Father Romy marveled at how old memories seemed to be coming back to him. If he could only figure out what triggered these old memories, maybe he could remember where he was and who he was and what he was. Then maybe he would know where he was going.
* * *
Julie wanted sex. It was that time of the month. Her body craved it.
She had confessed and was, therefore, in a state of grace, but she wanted to give in to temptation anyway. She was still upset over Frankie killing her husband, but Frankie was the only one who would satisfy her monthly craving for an orgasm.
She did not want to do what she had heard other widows did. Widows, not just women who lost their husbands, but golf widows, or women whose husbands worked overseas. She did not want to order sex toys online and use them to simulate lovemaking.
She texted Frankie. “Come,” she texted.
It was, of course, much more convenient now that her husband was dead and buried. Frankie and she did not have to go to hotels or motels or anywhere where her co-teachers or – worse – her students might see her. Now, Frankie could just go to her condo unit. The guards and the maids, having been paid off, would keep their mouths shut and would not even gossip among themselves.
It would be the first time, since her husband’s death, that she would have Frankie in her bedroom. She had told him, frankly, that she did not want to see him again, did not want to hear from him, did not want to have him. She did not know that he was not joking when he said that he would kill her husband. But he had not killed his wife, which was the other part of what she thought was a joke. But she consciously did not allow herself to think that, perhaps, just perhaps, he was never going to leave his wife, never going to kill her, never going to go away to Hong Kong on that fantasy honeymoon.

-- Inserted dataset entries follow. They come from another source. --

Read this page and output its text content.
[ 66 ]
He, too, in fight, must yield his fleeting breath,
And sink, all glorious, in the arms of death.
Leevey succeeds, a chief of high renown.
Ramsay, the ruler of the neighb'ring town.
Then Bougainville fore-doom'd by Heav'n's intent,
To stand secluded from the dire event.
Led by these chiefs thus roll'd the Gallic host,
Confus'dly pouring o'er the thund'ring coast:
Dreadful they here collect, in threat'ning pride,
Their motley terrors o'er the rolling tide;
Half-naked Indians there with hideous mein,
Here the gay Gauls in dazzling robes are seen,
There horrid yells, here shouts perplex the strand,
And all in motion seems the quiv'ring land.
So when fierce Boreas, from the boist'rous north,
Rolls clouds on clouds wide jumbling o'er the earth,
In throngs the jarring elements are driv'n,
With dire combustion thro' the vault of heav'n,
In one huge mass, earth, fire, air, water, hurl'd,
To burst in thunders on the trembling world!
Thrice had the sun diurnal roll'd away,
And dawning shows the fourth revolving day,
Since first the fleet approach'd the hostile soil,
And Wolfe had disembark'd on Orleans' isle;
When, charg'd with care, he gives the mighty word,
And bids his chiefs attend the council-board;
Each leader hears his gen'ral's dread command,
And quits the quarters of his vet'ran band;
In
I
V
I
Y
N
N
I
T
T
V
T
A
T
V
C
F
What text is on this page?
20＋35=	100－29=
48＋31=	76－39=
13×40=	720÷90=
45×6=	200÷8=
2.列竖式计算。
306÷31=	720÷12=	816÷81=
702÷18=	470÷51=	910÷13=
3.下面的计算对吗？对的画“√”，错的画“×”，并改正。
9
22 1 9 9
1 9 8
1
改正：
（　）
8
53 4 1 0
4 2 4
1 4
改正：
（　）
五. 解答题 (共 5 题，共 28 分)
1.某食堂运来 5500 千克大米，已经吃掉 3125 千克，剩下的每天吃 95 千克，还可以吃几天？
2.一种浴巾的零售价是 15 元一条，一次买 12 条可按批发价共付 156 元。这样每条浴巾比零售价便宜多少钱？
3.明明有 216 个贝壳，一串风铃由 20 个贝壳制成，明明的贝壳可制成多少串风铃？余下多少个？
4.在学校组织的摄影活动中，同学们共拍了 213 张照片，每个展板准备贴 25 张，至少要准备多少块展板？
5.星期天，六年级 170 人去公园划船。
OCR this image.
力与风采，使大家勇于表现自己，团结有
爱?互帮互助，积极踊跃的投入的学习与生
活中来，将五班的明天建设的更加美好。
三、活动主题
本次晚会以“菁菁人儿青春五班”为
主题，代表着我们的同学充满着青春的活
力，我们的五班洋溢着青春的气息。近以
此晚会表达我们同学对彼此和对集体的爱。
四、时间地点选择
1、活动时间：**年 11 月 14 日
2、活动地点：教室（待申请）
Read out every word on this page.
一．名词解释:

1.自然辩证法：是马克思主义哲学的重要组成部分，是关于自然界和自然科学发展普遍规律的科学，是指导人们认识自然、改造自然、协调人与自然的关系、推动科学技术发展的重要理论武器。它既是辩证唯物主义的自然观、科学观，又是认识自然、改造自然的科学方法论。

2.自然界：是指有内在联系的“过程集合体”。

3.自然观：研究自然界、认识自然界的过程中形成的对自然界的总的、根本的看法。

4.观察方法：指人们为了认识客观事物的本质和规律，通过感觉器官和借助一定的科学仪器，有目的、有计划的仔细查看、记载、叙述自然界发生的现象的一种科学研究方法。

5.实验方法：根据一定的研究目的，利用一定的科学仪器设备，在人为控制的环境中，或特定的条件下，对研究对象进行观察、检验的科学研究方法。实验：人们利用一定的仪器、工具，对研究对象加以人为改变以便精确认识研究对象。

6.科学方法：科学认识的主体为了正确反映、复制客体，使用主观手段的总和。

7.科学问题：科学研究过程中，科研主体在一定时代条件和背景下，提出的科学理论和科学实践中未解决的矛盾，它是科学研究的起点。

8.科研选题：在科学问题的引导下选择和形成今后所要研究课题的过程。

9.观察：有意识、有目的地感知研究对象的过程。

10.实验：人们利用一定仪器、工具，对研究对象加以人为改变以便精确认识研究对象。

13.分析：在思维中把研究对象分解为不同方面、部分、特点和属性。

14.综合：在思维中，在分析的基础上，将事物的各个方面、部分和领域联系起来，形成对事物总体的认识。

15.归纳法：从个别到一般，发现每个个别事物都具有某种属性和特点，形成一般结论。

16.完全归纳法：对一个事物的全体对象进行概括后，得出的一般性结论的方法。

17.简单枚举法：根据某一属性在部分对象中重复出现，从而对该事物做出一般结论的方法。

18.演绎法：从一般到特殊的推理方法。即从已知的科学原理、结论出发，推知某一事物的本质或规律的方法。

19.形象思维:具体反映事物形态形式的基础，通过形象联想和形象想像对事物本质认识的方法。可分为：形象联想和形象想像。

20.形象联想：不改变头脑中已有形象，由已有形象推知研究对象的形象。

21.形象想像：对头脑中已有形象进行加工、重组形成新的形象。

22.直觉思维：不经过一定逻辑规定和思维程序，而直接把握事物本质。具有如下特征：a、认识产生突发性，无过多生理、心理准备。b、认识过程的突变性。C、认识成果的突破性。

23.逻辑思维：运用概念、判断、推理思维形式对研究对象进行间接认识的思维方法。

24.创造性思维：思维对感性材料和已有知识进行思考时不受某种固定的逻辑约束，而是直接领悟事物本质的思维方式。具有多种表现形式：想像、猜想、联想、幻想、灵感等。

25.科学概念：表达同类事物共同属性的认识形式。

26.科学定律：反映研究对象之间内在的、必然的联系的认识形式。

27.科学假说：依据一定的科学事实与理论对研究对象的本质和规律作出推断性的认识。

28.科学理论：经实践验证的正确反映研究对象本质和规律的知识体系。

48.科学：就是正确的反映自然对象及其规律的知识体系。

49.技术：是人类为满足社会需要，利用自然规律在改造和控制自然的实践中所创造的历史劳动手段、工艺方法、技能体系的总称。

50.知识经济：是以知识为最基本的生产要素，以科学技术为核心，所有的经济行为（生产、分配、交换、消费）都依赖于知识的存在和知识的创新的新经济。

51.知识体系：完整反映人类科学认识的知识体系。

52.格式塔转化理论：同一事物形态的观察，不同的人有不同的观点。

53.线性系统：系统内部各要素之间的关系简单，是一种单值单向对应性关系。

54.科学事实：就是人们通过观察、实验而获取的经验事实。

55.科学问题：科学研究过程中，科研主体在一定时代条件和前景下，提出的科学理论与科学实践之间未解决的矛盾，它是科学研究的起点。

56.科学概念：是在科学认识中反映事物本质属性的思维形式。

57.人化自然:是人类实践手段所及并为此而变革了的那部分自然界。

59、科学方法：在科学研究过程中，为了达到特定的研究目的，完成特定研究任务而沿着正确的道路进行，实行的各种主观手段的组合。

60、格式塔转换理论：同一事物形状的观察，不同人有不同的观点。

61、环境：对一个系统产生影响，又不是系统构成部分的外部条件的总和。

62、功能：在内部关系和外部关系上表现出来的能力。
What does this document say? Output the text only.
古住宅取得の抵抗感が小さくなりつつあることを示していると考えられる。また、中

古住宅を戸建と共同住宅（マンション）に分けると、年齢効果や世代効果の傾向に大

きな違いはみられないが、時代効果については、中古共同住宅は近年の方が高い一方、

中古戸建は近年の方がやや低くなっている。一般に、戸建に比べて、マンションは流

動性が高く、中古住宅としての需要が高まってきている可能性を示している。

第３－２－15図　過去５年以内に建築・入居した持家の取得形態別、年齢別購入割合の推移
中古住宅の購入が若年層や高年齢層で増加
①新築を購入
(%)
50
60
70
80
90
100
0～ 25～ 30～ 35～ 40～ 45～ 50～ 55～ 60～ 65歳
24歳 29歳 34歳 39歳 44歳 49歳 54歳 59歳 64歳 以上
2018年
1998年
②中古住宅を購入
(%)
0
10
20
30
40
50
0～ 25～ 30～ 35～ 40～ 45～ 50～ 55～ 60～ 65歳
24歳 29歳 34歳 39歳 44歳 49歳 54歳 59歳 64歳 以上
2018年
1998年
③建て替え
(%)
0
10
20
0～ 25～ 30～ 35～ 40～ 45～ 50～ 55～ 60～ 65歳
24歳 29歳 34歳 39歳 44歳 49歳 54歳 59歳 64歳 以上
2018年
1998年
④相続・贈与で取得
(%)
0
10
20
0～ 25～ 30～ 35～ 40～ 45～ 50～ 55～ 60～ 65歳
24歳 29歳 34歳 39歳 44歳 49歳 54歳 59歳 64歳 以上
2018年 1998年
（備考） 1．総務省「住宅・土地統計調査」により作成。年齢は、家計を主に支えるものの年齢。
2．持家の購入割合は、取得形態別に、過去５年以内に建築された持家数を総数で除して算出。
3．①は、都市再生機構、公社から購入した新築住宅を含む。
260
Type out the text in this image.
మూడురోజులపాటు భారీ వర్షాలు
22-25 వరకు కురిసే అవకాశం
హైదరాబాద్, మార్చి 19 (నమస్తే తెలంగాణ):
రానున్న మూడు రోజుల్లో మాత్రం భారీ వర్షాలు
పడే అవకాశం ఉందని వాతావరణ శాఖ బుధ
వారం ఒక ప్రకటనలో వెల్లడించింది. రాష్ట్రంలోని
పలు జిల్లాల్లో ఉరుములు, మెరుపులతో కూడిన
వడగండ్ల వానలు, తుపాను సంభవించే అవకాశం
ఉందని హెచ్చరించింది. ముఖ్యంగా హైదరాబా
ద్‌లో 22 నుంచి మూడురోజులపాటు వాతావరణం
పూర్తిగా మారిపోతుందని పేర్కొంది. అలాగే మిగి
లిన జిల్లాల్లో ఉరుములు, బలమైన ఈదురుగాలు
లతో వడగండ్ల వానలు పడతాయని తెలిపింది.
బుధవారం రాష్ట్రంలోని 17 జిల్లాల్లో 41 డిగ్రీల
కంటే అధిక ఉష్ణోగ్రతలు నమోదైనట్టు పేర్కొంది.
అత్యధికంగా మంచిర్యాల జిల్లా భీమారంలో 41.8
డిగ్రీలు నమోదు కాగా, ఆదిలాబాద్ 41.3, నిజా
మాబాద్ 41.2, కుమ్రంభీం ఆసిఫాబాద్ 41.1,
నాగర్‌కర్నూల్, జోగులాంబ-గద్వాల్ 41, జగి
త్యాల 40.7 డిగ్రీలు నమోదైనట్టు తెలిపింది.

She took a long, lingering shower, during which she touched herself, wishing that Frankie would touch her again as he used to. She put on some make-up and perfume – the best one her husband had brought home from a business trip to Paris. She chose a negligee that she had bought on a trip to New York; it hid nothing of her charms, which she herself – if she may be so bold, she said to herself – were not entirely unremarkable. She had only the negligee on, nothing else.
Frankie rang the doorbell much earlier than she expected. The maids let him in. He went straight to the bedroom that the maids pointed out to him, where she was waiting, pretending to not be too eager.
He took her into his arms, kissed her roughly, then carried her, yes, carried her, to the bed, where he slowly, oooh ever so slowly, kissed her neck, lingering there, not touching her breasts, then finally touching them, caressing them, kissing them one at a time, alternately, touching her down there, yes, down there, kissing her there, making her tingle with desire, finally removing her negligee and revealing what she had revealed to him so many times before. But always, with Frankie, every time seemed like the first time.
When she finally shouted “OH, MY GOD!” the face she saw with her eyes closed was not that of Frankie, nor that of her late husband, but of, oh my God, Father Romy.